Language Extensions?

He was kind of foreign, you know? Like the Hub people. Bald as a coot. I remember thinking, 'you look like a young man, mister, but you look like you've been a young man for a long, long time if I'm any judge.' Normally I wouldn't have any man there, but he sat and talked to her in his foreign lingo and sang her songs and little poems and soothed her, and back she came, out of thin air, and I was ready and it was one, two, done. And then she was gone. Except that she was still there, I think. In the air.
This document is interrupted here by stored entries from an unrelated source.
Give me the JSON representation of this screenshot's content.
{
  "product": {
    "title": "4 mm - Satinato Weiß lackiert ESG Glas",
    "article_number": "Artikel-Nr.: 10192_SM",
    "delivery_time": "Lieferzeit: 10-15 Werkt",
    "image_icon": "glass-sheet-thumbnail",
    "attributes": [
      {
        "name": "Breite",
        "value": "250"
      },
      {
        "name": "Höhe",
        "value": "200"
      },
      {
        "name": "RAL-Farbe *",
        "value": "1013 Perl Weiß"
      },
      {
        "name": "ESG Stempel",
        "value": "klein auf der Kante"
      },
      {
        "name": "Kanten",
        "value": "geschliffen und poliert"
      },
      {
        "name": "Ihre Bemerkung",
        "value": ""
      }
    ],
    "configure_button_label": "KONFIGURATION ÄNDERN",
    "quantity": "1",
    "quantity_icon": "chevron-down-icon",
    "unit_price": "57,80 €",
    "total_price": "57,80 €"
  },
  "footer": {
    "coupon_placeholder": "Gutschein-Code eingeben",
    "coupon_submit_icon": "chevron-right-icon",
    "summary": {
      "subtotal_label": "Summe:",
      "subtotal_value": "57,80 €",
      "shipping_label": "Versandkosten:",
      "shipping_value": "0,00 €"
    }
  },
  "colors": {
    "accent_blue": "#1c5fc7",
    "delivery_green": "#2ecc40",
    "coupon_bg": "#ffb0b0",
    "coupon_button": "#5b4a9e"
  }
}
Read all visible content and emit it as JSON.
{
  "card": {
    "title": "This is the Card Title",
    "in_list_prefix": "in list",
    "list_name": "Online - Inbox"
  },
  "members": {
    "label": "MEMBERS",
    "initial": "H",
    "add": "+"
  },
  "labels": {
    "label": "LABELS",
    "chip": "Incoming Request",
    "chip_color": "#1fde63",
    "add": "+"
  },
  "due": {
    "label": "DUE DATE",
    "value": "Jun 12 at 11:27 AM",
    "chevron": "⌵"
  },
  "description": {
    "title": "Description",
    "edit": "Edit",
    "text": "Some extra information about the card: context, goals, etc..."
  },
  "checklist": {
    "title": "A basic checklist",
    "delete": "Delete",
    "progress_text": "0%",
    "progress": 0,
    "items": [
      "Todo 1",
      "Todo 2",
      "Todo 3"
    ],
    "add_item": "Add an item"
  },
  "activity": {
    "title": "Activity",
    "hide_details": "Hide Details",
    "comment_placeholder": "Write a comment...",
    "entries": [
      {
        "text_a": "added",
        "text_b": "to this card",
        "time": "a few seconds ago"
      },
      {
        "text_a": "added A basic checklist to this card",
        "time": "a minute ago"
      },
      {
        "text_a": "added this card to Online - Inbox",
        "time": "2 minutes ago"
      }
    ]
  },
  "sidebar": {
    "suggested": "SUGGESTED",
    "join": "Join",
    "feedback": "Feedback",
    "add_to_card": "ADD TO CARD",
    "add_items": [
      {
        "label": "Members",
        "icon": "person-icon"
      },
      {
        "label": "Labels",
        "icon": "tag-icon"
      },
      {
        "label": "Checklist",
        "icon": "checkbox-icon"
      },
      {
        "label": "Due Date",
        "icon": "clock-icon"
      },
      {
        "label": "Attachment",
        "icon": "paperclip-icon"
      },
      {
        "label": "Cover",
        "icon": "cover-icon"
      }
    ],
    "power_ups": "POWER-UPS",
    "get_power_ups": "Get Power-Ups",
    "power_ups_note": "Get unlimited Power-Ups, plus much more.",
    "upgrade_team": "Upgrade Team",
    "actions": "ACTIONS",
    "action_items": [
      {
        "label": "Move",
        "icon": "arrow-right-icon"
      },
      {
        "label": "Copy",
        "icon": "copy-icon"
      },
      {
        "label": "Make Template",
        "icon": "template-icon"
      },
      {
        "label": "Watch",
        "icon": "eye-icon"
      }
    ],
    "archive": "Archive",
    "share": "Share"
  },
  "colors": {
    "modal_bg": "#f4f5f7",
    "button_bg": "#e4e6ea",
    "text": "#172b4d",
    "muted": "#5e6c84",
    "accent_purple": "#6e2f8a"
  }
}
- Pratchett, Terry. (2001). Thief of Time. Harper Collins

A really useful and exciting component of Concurnas is its support for language extensions. These enable us to embed code defined in other programming languages directly within Concurnas. This provides us with the following advantages:

  • Convenience - By using language extensions we avoid the need to switch to other tools/toolchains, products etc. this greatly simplifies our working environment and build process.

  • Appropriateness - By using language extensions we're able to use the right language for the task at hand, without having to try and fit our solution around the language we're mainly programming in.

  • Allows for compile time checking of code - It's always better to know about errors ahead of runtime. Language extensions may be integrated such that they can report errors back to the core Concurnas compiler for highlighting at compile time.

  • Compiles down to bytecode - Language extensions are compiled to bytecode and are thus executed at the same speed as 'native' high performance Concurnas code.

  • Easy to integrate - With Concurnas language extensions we need only concern ourselves with the tokenization, parsing and some semantic analysis of our guest language. We can avoid bytecode or machine code generation, as we instead output Concurnas code. This generated Concurnas code is checked and treated as par normal Concurnas code in the subsequent analysis and compilation stages of the core Concurnas compiler. This removes the majority of the hard work from the process of supporting guest languages and allows us to focus on the more interesting part concerning language structure and semantics.

Using language extensions?

We can make use of pre defined language extensions by importing them in much the same way as conventional import statements. We simply need use the using keyword to import the appropriate language extension class. The following is valid:

using com.myorg.langs.mylang
using com.myorg.langs.mylang as MyLanguage

from com.myorg.langs using mylang
from com.myorg.langs using mylang as MyLanguage

from com.mycode using *
using com.mycode.*

In addition to the above, language extensions may be imported using the regular import syntax and used as regular classes.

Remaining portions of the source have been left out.